As I was wrestling with a reassessment of my identity and thinking about how I wanted to show up in the world as a person with Afro heritage, the Black Lives Matter movement went global, sparked by the brutal murder of George Floyd. When I attended a march in London and chanted the names of people who died because of the color of their skin, it was both cathartic and deeply upsetting. I was fully present during the protest and recognized that the tension I had felt by being both Black and British was previously dulled by alcohol.  

I was fully present during the protest and recognized that the tension I had felt by being both Black and British was previously dulled by alcohol. 

Part of the reason I drank was the belief that I wasn’t good enough. As a person of color, I was constantly told I didn’t belong because I didn’t fit into the white narrative. I drank to fit in, to squeeze into spaces not built for me and to avoid thinking of the continued trauma facing Black people. Alcohol kept me small and tempered, and caused me to act in ways that didn’t align with my values.

Sobriety to me means the gift of self-awareness.
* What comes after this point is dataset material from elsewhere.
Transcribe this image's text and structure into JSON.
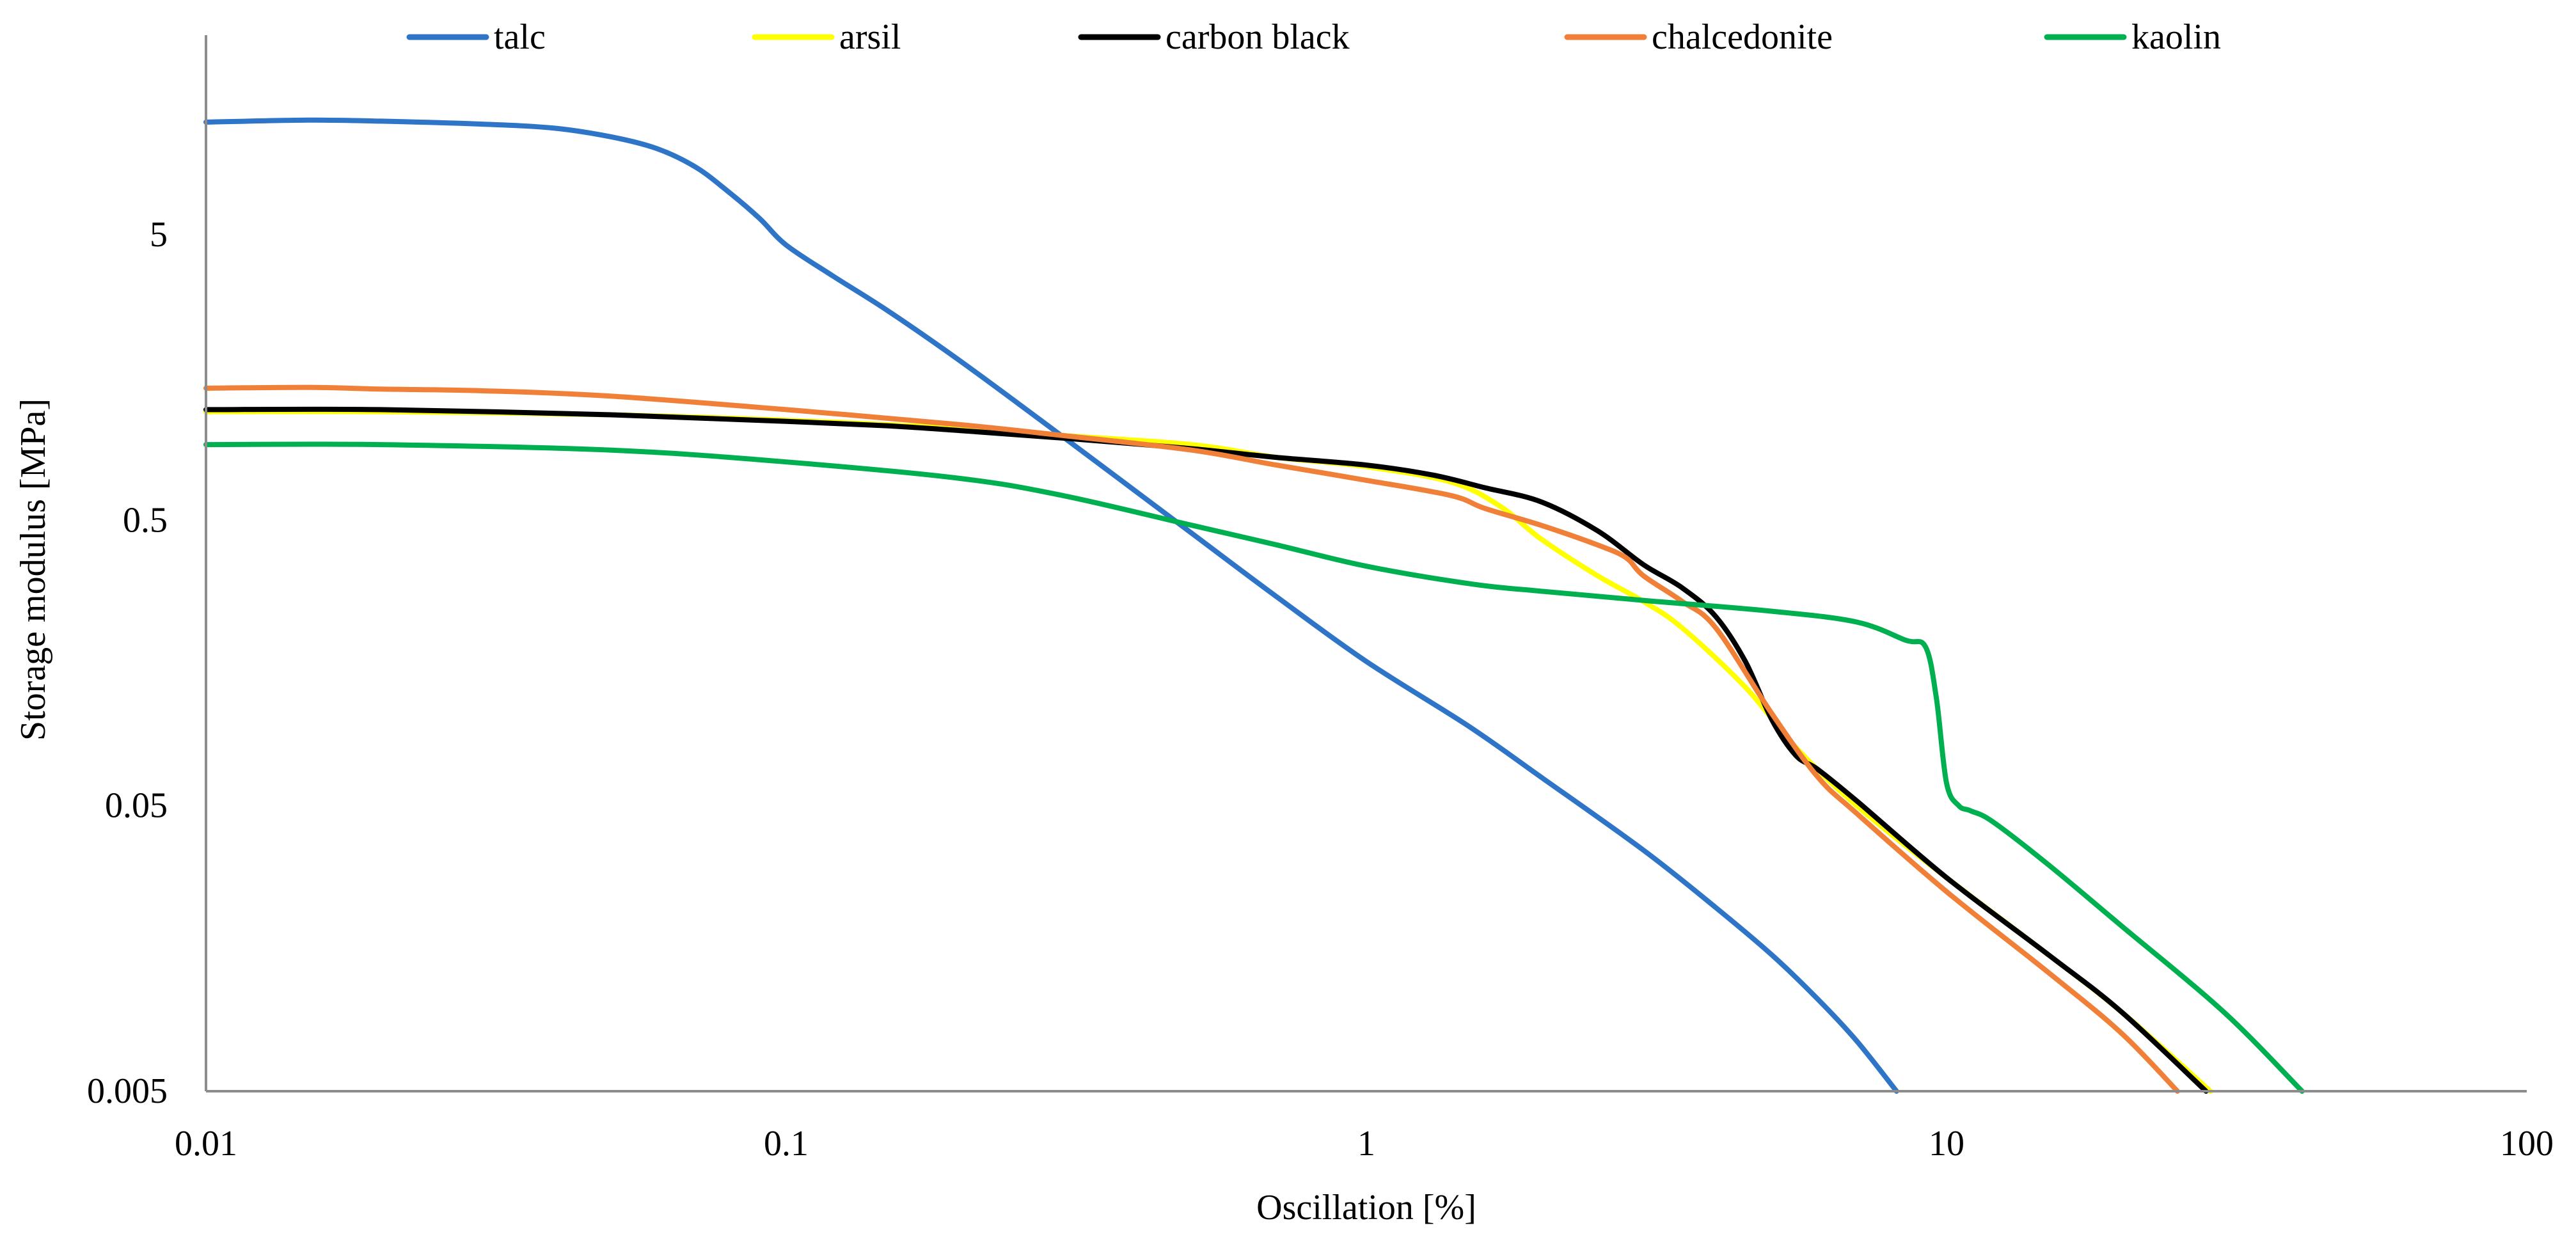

By choosing not to drink alcohol, I’m now fully present with my feelings and also with my actions. Sobriety gives me energy and confidence to take action. I’m part of a diversity task force group to improve representation in TV production, as people of color need to be editorially shaping the stories that are about us. 

I’m grateful for the timing of working on a series about slavery coinciding with being sober. It’s still causing me to dig deep and look at my background with new awareness. It sounds so simple but I now realize that I can define what my Afro ancestry means to me. My resilience and pride now come to mind. The atrocities of the Transatlantic slave trade were propped up by the invention of race a social construct and part of a story used to justify the dehumanization of Black people. Now we are crying out for a new story.